"Therapiefrust"

Wenn Therapie nicht so wirkt, wie man hofft – und woran das liegen kann.

Therapiefrust und Fallstricke der Therapie

In meiner Arbeit erlebe ich es immer wieder: Manche Menschen machen in der Therapie tolle Fortschritte, bei anderen bleibt der große Durchbruch aus – oder es geht nach einer Weile rückwärts oder stagniert. Woran kann das liegen?

Die Gründe dafür sind natürlich ganz unterschiedlich – es gibt viele Faktoren, die eine Rolle spielen können. Jede Therapie ist individuell, und nicht alles passt zu jedem. Was ich hier teile, sind meine persönlichen Beobachtungen aus der Praxis – vor allem in Verbindung mit den Methoden, mit denen ich arbeite. Sie zeigen, woran es manchmal eben hakt – zumindest aus meiner Erfahrung heraus.

Therapie funktioniert nicht per Knopfdruck

Viele starten mit der Hoffnung: „Der Therapeut hilft mir – und dann geht’s mir bald besser.“ Eine Erwartung, die ich oft schon im Erstgespräch vorsichtig zurechtrücke. Klar, ich bin da, höre zu, stelle Fragen, gebe Impulse und Werkzeuge an die Hand, die den Veränderungsprozess erleichtern sollen. Aber die eigentliche Veränderung passiert nicht nur in der Sitzung, sondern auch dazwischen – im echten Leben. Es geht darum, das Gelernte im Alltag umzusetzen und zu leben.
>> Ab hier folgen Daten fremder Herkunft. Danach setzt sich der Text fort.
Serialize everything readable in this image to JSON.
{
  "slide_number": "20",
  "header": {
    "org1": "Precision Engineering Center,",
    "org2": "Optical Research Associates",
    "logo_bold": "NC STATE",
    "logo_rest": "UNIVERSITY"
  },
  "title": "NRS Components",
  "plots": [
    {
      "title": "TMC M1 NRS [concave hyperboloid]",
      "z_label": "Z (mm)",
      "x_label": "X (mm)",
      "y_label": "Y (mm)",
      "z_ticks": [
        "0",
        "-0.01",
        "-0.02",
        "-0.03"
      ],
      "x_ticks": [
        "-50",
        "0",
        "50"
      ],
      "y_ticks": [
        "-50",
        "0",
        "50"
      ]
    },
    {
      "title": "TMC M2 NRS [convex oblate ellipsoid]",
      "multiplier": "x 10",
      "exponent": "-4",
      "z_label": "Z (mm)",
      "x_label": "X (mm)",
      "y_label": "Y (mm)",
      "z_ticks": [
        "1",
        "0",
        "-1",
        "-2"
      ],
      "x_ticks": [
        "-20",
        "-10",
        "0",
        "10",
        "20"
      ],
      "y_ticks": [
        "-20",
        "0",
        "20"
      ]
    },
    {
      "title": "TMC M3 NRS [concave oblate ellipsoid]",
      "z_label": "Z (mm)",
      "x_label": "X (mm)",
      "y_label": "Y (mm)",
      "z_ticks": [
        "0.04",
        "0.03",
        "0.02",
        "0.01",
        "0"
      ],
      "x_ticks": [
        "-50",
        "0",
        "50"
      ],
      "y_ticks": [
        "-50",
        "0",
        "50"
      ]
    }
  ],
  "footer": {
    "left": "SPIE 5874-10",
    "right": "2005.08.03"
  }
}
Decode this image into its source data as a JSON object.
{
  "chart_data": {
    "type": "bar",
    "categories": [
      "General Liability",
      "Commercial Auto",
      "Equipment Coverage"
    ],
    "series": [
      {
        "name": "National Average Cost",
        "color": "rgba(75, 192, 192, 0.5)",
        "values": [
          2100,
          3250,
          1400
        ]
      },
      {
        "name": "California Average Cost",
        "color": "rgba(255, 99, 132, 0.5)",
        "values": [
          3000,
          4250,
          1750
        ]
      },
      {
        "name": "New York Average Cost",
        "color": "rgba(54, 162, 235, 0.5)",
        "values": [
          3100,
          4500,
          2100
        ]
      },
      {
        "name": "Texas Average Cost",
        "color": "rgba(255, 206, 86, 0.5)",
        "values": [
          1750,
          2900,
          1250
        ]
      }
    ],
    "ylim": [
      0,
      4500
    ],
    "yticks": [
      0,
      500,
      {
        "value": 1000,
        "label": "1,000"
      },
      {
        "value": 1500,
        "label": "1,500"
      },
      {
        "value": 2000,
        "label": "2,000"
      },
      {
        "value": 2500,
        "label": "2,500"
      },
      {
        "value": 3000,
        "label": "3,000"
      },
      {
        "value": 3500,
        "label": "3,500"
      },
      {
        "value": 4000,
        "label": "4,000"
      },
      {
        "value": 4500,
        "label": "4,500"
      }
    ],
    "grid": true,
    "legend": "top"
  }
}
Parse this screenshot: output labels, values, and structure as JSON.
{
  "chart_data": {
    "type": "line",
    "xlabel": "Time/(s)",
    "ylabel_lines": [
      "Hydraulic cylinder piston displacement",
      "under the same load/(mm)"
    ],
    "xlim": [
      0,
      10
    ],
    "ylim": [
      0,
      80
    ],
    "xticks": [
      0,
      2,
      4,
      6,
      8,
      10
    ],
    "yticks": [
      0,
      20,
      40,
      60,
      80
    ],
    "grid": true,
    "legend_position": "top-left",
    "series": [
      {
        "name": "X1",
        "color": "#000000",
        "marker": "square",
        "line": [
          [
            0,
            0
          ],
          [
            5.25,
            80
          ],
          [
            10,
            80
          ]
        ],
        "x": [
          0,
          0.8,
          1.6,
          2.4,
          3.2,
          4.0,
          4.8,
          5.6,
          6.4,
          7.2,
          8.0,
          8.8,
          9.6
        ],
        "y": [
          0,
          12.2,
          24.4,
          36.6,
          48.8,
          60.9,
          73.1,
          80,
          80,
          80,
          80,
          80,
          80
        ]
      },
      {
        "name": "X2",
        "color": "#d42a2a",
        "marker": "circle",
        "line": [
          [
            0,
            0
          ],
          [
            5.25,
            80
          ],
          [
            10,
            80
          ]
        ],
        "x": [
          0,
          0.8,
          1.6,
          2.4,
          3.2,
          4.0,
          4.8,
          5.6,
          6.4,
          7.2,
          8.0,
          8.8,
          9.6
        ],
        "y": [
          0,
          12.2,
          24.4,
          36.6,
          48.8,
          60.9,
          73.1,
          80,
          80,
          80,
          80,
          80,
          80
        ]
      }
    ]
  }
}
Es gibt zwar Methoden wie beispielsweise EMDR, die schnell spürbare Effekte bringen können – in meiner Arbeit sind sie aber nie das einzige Therapieelement. Denn egal, wie wirkungsvoll eine Methode ist: Du musst selbst aktiv mitarbeiten, wenn du tiefsitzende Muster und Glaubenssätze wirklich verändern willst. Ohne deinen Einsatz wird’s schwierig.

Ich sehe oft, dass Menschen in den Sitzungen viel mitnehmen – aber das, was wir besprechen, wird im Alltag nicht umgesetzt. Übungen geraten in Vergessenheit. Natürlich muss jede*r für sich herausfinden, welche Ansätze und Werkzeuge passen. Aber leider landen auch hilfreiche Strategien manchmal ungenutzt in der Schublade. Und irgendwann kommt der Punkt, an dem klar wird: „Aha, ich selbst bin gefragt.“

Ich begleite, unterstütze und leite an – aber den Weg musst du selbst gehen. Und je nachdem, wie groß das Thema ist, wie offen du bist und wie viel Raum du dir für die Veränderung gibst, kann das mal schneller, mal langsamer gehen.

Nach der Therapie ist vor der Arbeit

Ein weiterer Punkt zeigt sich oft nach dem offiziellen Therapieende. Viele Menschen fühlen sich dann stabiler, kraftvoller – und gehen wieder in ihren normalen Alltag über. Das ist grundsätzlich schön, aber hier beginnt auch eine neue Herausforderung.

Denn wenn es einem besser geht, meldet sich gern der innere Schweinehund: „Läuft doch wieder – wozu noch die Übungen?“ Und genau dann werden Achtsamkeit und neue Gewohnheiten vernachlässigt. Die alten Muster schleichen sich – oft ganz leise – zurück.

Gerade in der Zeit nach der Therapie ist es besonders wichtig, dranzubleiben. Unsere alten Denk- und Verhaltensweisen sind meist tief eingeprägt. Sie verändern sich nicht dauerhaft, nur weil es mal ein paar Wochen gut lief. Damit das Neue wirklich Stabilität gewinnt, braucht es Wiederholung, Geduld und bewusste Anwendung im Alltag.

Und selbst wenn Jahre später in einer stressigen Phase wieder alte Muster auftauchen – das ist nicht ungewöhnlich. Entscheidend ist dann: Ich weiß, was mir hilft. Ich kann darauf zurückgreifen. Aber dafür muss das Gelernte auch im Alltag präsent bleiben.

Fazit: Therapie endet nicht mit der letzten Sitzung

Therapie kann viel in Bewegung bringen – aber sie ist kein Selbstläufer. Wer das, was er oder sie gelernt hat, im Alltag weiterlebt, legt eine wichtige Grundlage für langfristige Stabilität und innere Stärke.

Also, wenn du gerade in Therapie bist oder sie schon abgeschlossen hast:

Was tust du heute dafür, dass es dir auch morgen noch gut geht?

Dranzubleiben lohnt sich. Kleine Schritte reichen oft – Hauptsache, du bleibst dran.